Out in the field, whether near Midland in Texas or Williston in North Dakota, a re-fracking job doesn’t look much different than the first one, except for the addition of the diverter chemical. But re-fracking requires more upfront planning and engineering.
Oil field service firms are using massive databases on hundreds of thousands of American oil wells to find the right candidates for a re-frack job. New programs can tell engineers if a poor-performing well was drilled in a productive region, or whether one highly productive well in another area suggests a whole batch of poorly performing wells nearby could benefit from a re-fracking job.
The march of technology
“We’re trying to reproduce those results across a large set of candidates — that’s what’s going to create the re-frack boom,” said Matt Lahman, a Halliburton specialist in enhancing oil and gas production.
Talk of re-fracking has grown in recent months, but it hasn’t hit it big yet.
Oil companies have re-fracked about 600 wells since 2000 — not a large number considering the 50,000 U.S. wells that got a first round of fracturing in the last few years.
For years, the problem has been that re-fracking is a gamble, even for wildcatters. If a driller re-fracks a well too close to an adjacent well, the fluid from the fractures may begin to spill into one another and ruin both wells, a phenomenon called a frack hit. The wells could start to produce water or natural pressures could dissipate.
“This technology is very much in its infancy and it’s not going to be something that’s going to change the game or move the needle at least in the near term,” said Jonathan Garrett, an analyst at Wood Mackenzie.
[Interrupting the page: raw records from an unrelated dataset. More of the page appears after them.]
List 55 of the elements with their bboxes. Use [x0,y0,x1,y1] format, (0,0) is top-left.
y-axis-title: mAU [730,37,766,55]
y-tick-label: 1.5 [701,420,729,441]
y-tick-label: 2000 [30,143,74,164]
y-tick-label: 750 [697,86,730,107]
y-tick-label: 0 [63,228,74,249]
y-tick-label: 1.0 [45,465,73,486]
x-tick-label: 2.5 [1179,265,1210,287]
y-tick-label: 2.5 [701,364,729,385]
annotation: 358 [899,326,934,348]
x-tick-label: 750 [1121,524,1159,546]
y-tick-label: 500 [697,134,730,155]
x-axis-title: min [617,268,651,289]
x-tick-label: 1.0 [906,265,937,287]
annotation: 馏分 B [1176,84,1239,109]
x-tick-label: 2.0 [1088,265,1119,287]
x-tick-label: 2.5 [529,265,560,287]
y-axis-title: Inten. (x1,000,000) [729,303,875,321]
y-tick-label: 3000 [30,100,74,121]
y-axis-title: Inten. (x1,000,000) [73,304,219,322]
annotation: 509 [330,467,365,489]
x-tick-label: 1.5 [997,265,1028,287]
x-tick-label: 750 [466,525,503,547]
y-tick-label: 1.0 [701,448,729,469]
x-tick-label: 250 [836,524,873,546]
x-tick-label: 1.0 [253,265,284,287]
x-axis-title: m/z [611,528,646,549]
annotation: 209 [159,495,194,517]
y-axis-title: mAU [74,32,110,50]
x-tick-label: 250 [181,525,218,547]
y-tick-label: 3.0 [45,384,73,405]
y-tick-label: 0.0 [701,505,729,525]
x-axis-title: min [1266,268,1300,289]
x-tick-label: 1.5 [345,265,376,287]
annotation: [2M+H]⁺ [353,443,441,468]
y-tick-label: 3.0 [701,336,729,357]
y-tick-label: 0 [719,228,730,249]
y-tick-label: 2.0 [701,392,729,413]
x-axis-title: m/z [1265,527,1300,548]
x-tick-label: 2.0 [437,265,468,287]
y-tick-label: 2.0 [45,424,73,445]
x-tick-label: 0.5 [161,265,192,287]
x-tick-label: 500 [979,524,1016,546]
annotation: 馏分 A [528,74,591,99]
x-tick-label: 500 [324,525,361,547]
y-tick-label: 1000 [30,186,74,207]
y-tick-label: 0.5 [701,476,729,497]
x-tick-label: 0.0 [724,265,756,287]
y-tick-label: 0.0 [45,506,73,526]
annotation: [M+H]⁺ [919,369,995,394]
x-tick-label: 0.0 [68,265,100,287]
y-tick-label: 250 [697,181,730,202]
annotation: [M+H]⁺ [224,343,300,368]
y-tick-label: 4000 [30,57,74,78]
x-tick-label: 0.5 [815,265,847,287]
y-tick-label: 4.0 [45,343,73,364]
Nevertheless, re-fracturing has a lot of potential as research on the process continues to expand, said Christopher Robart, an analyst at IHS.
“It’s still early days,” he said. “What will make it more successful is undertaking a significantly larger number of re-frack jobs. A lot of that comes down to the E&P’s confidence and appetite for doing science with not-fully proven techniques on their own wells.”
With the oil bust, that appetite is starting to grow, technology companies say. Executives at the Schlumberger and Halliburton, the world’s No. 1 and No. 2 oil field service companies, recently told investors U.S. energy producers are increasingly willing to take up technology used to re-stimulate wells.
Private equity firm BlackRock has promised to put up $500 million over the next three years to pour into Halliburton’s refracking operations, Halliburton President Jeff Miller announced during an earning conference call last month.
Schlumberger CEO Paal Kibsgaard said his firm is willing to change the way it sets up service contracts, and bear the up-front costs of re-fracking as a way to show it is confident in its technology, in exchange for more of the upside when the oil starts flowing.
Oil companies’ demand for new technology is much higher than in any previous downturn, Kibsgaard said, as more technological breakthroughs emerge to help firms bring more oil out of the formations.
“In the rear-view mirror, we think, ‘That was easy,’ ” Baker Hughes’ Freitag said. “It was never easy. Fifty or sixty years ago, it was difficult to extract oil and gas, but we figured it out.”